毎月、購読者数と開封率を確認しています。購読者数は前月より増加していること、開封率は30%を切らないことを指標としています。タイトルに必ず絵文字を入れる、プリヘッダーテキスト(本文を抜粋したもの)を何度も推敲するなど、読者にとって魅力的な情報提供に力を注いでいます。
コロナ禍で始まったHTMLメールは、「会員様に喜んでいただきたい」という思いが起点でした。当初は「週2回も送っては、登録解除する人が増えるのでは」という社内の声もありましたが、「配信回数と解除率は比例しない」と仮説を立て、細心の注意を払って運用してきました。やがて「いつも楽しい情報をありがとうございます」といったお声が多く聞けるようになったことは、私たちの力になりました。
機能面では、テストメール配信機能は必ず利用しています。会員様の手元に実際どのように届くのかを事前にチェックできるため、メルマガの満足度を上げるためにも欠かせない機能だと考えています。
また、迷惑メール率を抑えることに成功しています。直近の計測では、1か月の平均でも0.0%となっていました。直近ではGmailのガイドライン変更もありましたが、技術的な設定を行う際は、Cuenoteのサポート部門の方に詳細な手引きを逐次ご教示いただき、問題なく実施することができて大変助かりました。

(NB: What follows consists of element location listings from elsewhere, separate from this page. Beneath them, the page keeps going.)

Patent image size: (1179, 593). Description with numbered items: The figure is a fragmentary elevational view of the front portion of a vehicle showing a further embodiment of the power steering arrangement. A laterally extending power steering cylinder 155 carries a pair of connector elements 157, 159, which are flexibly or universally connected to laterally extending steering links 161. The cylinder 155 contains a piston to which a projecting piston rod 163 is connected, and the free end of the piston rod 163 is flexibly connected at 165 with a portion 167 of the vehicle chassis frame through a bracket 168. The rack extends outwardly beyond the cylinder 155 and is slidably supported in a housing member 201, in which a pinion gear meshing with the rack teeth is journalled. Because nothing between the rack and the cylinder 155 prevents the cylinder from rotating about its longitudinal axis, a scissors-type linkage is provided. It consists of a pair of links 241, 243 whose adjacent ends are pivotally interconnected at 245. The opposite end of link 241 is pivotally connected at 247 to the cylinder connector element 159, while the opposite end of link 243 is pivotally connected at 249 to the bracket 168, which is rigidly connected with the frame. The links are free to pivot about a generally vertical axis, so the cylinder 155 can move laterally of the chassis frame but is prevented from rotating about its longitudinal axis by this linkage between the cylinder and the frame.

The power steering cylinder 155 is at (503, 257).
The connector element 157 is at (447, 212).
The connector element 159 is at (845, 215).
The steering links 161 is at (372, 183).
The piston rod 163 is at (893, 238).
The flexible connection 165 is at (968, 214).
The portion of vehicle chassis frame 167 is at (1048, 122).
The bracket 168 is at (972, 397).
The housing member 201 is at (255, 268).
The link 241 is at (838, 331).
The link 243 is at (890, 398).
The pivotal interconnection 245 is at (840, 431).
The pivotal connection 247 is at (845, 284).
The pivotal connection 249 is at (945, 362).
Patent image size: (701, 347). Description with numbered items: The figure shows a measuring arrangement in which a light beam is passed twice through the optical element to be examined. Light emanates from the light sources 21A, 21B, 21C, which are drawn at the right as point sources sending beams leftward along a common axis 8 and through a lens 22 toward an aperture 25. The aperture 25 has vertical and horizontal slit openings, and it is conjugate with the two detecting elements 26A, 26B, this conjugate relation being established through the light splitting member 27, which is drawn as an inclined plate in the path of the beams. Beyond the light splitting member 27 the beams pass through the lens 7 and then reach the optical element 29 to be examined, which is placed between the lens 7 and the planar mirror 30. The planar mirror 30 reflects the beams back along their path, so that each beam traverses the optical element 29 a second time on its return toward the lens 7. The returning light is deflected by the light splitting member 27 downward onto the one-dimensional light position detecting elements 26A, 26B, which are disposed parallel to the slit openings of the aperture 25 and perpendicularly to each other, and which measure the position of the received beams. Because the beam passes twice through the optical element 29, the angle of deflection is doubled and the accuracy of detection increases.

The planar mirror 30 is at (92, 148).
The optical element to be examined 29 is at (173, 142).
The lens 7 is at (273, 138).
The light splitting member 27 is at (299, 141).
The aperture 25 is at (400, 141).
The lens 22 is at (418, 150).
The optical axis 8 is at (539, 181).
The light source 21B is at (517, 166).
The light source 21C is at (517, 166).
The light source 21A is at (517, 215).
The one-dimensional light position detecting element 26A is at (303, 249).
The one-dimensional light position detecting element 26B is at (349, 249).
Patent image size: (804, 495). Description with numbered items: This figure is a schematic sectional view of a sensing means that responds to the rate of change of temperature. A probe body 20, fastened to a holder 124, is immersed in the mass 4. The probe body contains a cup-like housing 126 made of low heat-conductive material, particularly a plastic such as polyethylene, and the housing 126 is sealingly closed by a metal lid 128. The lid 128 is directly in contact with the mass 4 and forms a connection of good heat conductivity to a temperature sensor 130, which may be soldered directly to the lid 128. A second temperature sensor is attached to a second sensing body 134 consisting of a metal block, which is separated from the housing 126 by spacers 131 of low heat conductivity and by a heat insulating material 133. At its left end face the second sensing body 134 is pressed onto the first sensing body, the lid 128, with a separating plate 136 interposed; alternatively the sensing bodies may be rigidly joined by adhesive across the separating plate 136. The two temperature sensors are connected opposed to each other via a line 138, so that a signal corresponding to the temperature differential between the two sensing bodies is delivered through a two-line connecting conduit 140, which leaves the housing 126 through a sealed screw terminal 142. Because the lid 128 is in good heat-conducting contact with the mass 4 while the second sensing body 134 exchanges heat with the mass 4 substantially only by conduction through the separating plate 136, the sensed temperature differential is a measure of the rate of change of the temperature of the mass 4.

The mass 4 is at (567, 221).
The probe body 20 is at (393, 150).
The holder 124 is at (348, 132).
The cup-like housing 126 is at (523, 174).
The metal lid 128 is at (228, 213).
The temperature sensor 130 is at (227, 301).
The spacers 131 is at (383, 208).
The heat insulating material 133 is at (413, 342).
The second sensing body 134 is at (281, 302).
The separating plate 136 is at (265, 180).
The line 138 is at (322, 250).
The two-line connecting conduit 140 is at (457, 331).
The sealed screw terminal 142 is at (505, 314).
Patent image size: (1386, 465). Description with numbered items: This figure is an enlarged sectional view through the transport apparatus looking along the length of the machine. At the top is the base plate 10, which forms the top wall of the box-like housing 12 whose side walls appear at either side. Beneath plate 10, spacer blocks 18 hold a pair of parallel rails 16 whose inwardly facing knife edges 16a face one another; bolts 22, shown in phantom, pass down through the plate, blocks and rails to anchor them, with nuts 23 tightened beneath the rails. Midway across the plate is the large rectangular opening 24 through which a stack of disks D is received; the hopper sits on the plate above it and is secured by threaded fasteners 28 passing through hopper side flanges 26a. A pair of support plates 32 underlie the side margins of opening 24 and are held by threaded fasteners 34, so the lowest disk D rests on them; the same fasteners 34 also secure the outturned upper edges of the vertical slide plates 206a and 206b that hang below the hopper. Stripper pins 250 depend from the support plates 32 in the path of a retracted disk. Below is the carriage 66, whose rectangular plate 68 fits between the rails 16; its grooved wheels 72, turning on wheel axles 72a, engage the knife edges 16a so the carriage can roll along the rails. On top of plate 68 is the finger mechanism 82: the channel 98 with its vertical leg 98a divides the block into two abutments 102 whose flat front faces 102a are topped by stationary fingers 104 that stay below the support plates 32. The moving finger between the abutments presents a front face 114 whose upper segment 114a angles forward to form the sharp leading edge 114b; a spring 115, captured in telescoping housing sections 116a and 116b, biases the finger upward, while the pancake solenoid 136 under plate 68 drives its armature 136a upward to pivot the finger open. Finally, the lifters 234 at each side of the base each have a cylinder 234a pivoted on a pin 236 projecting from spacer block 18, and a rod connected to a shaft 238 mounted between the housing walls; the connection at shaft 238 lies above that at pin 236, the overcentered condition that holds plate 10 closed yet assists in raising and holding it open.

配信時間が大幅に短縮されたことも大きな効果です。以前のツールでは配信完了まで4時間程度を要していました。現在は2倍以上の配信数にも関わらず、概ね30分以内で完了しています。会員様にタイムリーに情報を届けるためにも、スピード感はとても重要だと認識しています。
まず、メルマガはわれわれからの一方通行な情報発信だけでなく、お客様にとってもそれを見る時間は有意義なものであるべきだと考えています。そのように感じていただけるお客様を増やすべく、メルマガの登録者数を2倍にしたいという目標を掲げています。それに伴ってメルマガ経由の売上を伸ばすことも重要ですが、楽しんで読めるメルマガを送り続けることも同じくらい重要だと捉えています。
体調や体力など、山に登るお客様の状況は毎年変化します。そうした方々が、時間を共有する相手として当社をお選びいただくことの意味は大きく、安全性や満足度は一般的な旅行ツアーより高水準であるべきと考えます。
「年齢を重ねて登山できなくなったが、まいたびメルマガで当時を思い返して嬉しく思いました」「いつかあの山に挑戦したいので、今年はこの山に登ります」といったお客様の声は、われわれの活力です。これからも、文字、画像、動画など時代に即した手段を用いて、お客様一人一人の素晴らしい人生のひとときに関わり続けたいと思います。